Three of them came at me from behind as the fourth man swung
around the corner. I heard the footsteps, spun, fired my M27, and dropped two of them. The third man fired his pistol, grazing my left shoulder, causing a moment of numbness followed by fire. I fired at the bastard, hit him in the face with three bullets, hollowing the back of his head with the first.
The guy coming from the Oxygen Separation Plant slammed the butt of his rifle into the back of my head. Bullets and shrapnel could penetrate my helmet, but knives and rifle butts never got through. He hit me a good one, though. Had I not been wearing combat armor, he would have broken my neck and shattered my skull.
Despite my armor, the force of the blow sent me face-first into a wall, and I dropped my M27.
I hit the wall, slumped to the floor, and recovered my senses all in the same second. My head hurt, and my shoulder burned, and my combat reflex kicked into full gear. I no longer gave a shit about pain or shoulder wounds or blast chambers. The haze went from my thoughts, and the need for violence returned.

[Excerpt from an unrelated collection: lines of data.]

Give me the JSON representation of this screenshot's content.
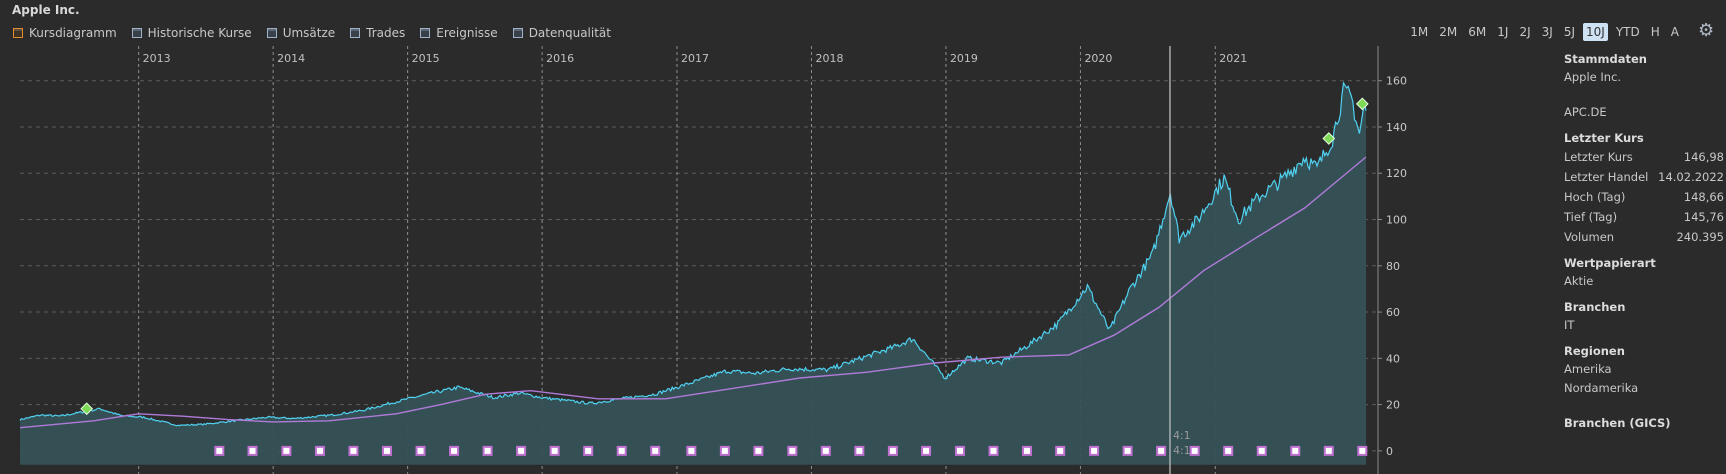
{
  "window": {
    "title": "Apple Inc."
  },
  "tabs": [
    {
      "label": "Kursdiagramm",
      "active": true
    },
    {
      "label": "Historische Kurse",
      "active": false
    },
    {
      "label": "Umsätze",
      "active": false
    },
    {
      "label": "Trades",
      "active": false
    },
    {
      "label": "Ereignisse",
      "active": false
    },
    {
      "label": "Datenqualität",
      "active": false
    }
  ],
  "ranges": [
    "1M",
    "2M",
    "6M",
    "1J",
    "2J",
    "3J",
    "5J",
    "10J",
    "YTD",
    "H",
    "A"
  ],
  "range_selected": "10J",
  "icons": {
    "settings": "gear-icon"
  },
  "colors": {
    "price_line": "#4fd1f0",
    "area_fill": "#355257",
    "moving_avg_above": "#b07ad8",
    "moving_avg_below": "#d878c8",
    "event_marker": "#c070d0",
    "dividend_marker": "#7ed957",
    "background": "#2b2b2b"
  },
  "chart_data": {
    "type": "line",
    "x_type": "date",
    "x_range": [
      "2012-02-14",
      "2022-02-14"
    ],
    "ylim": [
      -10,
      175
    ],
    "y_ticks": [
      0,
      20,
      40,
      60,
      80,
      100,
      120,
      140,
      160
    ],
    "year_labels": [
      "2013",
      "2014",
      "2015",
      "2016",
      "2017",
      "2018",
      "2019",
      "2020",
      "2021"
    ],
    "grid": true,
    "series": [
      {
        "kind": "price",
        "points": [
          [
            "2012-02-14",
            13.5
          ],
          [
            "2012-04-10",
            15.5
          ],
          [
            "2012-06-01",
            15.0
          ],
          [
            "2012-09-18",
            18.2
          ],
          [
            "2012-11-15",
            15.2
          ],
          [
            "2013-01-15",
            14.5
          ],
          [
            "2013-04-18",
            11.0
          ],
          [
            "2013-06-28",
            11.5
          ],
          [
            "2013-09-18",
            13.0
          ],
          [
            "2013-12-15",
            14.5
          ],
          [
            "2014-03-01",
            14.0
          ],
          [
            "2014-06-10",
            15.5
          ],
          [
            "2014-09-01",
            17.5
          ],
          [
            "2014-11-25",
            21.0
          ],
          [
            "2015-02-23",
            24.5
          ],
          [
            "2015-05-20",
            27.5
          ],
          [
            "2015-08-24",
            23.0
          ],
          [
            "2015-11-01",
            25.0
          ],
          [
            "2016-01-01",
            23.0
          ],
          [
            "2016-05-12",
            20.5
          ],
          [
            "2016-08-01",
            22.5
          ],
          [
            "2016-11-01",
            24.5
          ],
          [
            "2017-02-01",
            29.0
          ],
          [
            "2017-05-15",
            34.5
          ],
          [
            "2017-08-01",
            33.5
          ],
          [
            "2017-11-01",
            35.5
          ],
          [
            "2018-02-15",
            35.0
          ],
          [
            "2018-05-15",
            40.0
          ],
          [
            "2018-08-15",
            45.0
          ],
          [
            "2018-10-03",
            48.5
          ],
          [
            "2018-12-30",
            31.5
          ],
          [
            "2019-03-01",
            40.0
          ],
          [
            "2019-06-01",
            38.0
          ],
          [
            "2019-08-15",
            46.0
          ],
          [
            "2019-11-01",
            55.0
          ],
          [
            "2020-01-20",
            71.0
          ],
          [
            "2020-03-20",
            52.0
          ],
          [
            "2020-05-15",
            70.0
          ],
          [
            "2020-07-15",
            85.0
          ],
          [
            "2020-09-01",
            112.0
          ],
          [
            "2020-09-25",
            92.0
          ],
          [
            "2020-11-15",
            100.0
          ],
          [
            "2021-01-25",
            118.0
          ],
          [
            "2021-03-05",
            100.0
          ],
          [
            "2021-05-01",
            110.0
          ],
          [
            "2021-07-01",
            117.0
          ],
          [
            "2021-09-01",
            127.0
          ],
          [
            "2021-10-04",
            122.0
          ],
          [
            "2021-11-15",
            135.0
          ],
          [
            "2021-12-15",
            155.0
          ],
          [
            "2022-01-05",
            153.0
          ],
          [
            "2022-01-27",
            137.0
          ],
          [
            "2022-02-10",
            150.0
          ],
          [
            "2022-02-14",
            146.98
          ]
        ]
      },
      {
        "kind": "moving_average",
        "points": [
          [
            "2012-02-14",
            10.0
          ],
          [
            "2012-09-01",
            13.0
          ],
          [
            "2013-01-01",
            16.0
          ],
          [
            "2013-05-01",
            15.0
          ],
          [
            "2013-09-01",
            13.5
          ],
          [
            "2014-01-01",
            12.5
          ],
          [
            "2014-06-01",
            13.0
          ],
          [
            "2014-12-01",
            16.0
          ],
          [
            "2015-04-01",
            20.0
          ],
          [
            "2015-08-01",
            24.5
          ],
          [
            "2015-12-01",
            26.0
          ],
          [
            "2016-06-01",
            22.5
          ],
          [
            "2016-12-01",
            22.5
          ],
          [
            "2017-06-01",
            27.0
          ],
          [
            "2017-12-01",
            31.5
          ],
          [
            "2018-06-01",
            34.0
          ],
          [
            "2018-12-01",
            38.0
          ],
          [
            "2019-06-01",
            40.5
          ],
          [
            "2019-12-01",
            41.5
          ],
          [
            "2020-04-01",
            50.0
          ],
          [
            "2020-08-01",
            62.0
          ],
          [
            "2020-12-01",
            78.0
          ],
          [
            "2021-05-01",
            93.0
          ],
          [
            "2021-09-01",
            105.0
          ],
          [
            "2022-02-14",
            127.0
          ]
        ]
      }
    ],
    "dividends": [
      "2012-08-13",
      "2021-11-05",
      "2022-02-04"
    ],
    "events": [
      "2013-08-08",
      "2013-11-06",
      "2014-02-06",
      "2014-05-08",
      "2014-08-07",
      "2014-11-06",
      "2015-02-05",
      "2015-05-07",
      "2015-08-06",
      "2015-11-05",
      "2016-02-04",
      "2016-05-05",
      "2016-08-04",
      "2016-11-03",
      "2017-02-09",
      "2017-05-11",
      "2017-08-10",
      "2017-11-10",
      "2018-02-09",
      "2018-05-11",
      "2018-08-10",
      "2018-11-08",
      "2019-02-08",
      "2019-05-10",
      "2019-08-09",
      "2019-11-07",
      "2020-02-07",
      "2020-05-08",
      "2020-08-07",
      "2020-11-06",
      "2021-02-05",
      "2021-05-07",
      "2021-08-06",
      "2021-11-05",
      "2022-02-04"
    ],
    "split": {
      "date": "2020-08-31",
      "labels": [
        "4:1",
        "4:1"
      ]
    }
  },
  "sidebar": {
    "stammdaten_h": "Stammdaten",
    "name": "Apple Inc.",
    "ticker": "APC.DE",
    "letzter_kurs_h": "Letzter Kurs",
    "rows": [
      {
        "label": "Letzter Kurs",
        "value": "146,98"
      },
      {
        "label": "Letzter Handel",
        "value": "14.02.2022"
      },
      {
        "label": "Hoch (Tag)",
        "value": "148,66"
      },
      {
        "label": "Tief (Tag)",
        "value": "145,76"
      },
      {
        "label": "Volumen",
        "value": "240.395"
      }
    ],
    "wertpapierart_h": "Wertpapierart",
    "wertpapierart": "Aktie",
    "branchen_h": "Branchen",
    "branche": "IT",
    "regionen_h": "Regionen",
    "region_1": "Amerika",
    "region_2": "Nordamerika",
    "branchen_gics_h": "Branchen (GICS)"
  }
}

The man spun his rifle around and aimed it at my head. At the same time, he clipped a foot across my M27, kicking it backward so that it slid across the floor toward the door of the oxygen plant.
Bastard, I thought.
“Get up,” he said.
I did. And as I did, I did something he did not expect. I pulled a grenade from my belt and let it roll off my fingers. He looked down to see what I’d dropped, identified it and instantly knew I had not pulled the pin, but the grenade had distracted him long enough. I sprang to my feet, knocked the barrel of his rifle aside, and flew into him as the back of my armor shattered into fragments.

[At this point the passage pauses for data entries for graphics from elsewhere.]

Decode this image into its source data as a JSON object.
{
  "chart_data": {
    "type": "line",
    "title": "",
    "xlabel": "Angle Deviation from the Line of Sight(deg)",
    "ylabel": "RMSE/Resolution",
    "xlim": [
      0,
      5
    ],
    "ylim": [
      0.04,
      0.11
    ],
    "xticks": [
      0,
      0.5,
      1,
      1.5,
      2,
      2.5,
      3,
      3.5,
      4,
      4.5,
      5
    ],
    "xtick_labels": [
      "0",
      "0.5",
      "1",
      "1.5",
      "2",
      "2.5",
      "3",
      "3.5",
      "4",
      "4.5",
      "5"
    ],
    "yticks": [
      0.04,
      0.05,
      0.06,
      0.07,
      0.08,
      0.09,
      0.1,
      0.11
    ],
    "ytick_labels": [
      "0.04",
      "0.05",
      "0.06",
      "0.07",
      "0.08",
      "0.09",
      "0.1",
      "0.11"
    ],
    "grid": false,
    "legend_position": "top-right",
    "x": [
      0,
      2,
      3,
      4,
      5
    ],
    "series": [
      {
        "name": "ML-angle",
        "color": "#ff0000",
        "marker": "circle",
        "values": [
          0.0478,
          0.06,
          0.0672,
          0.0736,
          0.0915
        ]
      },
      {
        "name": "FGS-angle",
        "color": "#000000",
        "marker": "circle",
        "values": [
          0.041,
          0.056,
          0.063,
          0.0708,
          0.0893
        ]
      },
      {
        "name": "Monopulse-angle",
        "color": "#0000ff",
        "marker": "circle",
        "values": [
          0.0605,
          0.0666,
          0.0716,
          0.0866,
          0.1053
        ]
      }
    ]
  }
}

There had been a fifth man. He’d lurked like a spider, hiding somewhere in the shadows, someplace I had not thought to look. I did not see him, but the force of the blast from his shotgun lifted me off my feet and tossed me like a toy, while the pellets shredded my armor and punctured my skin. The hormones from my combat reflex raged hotter than ever; but from the small of my back to the base of my neck, my body would not respond.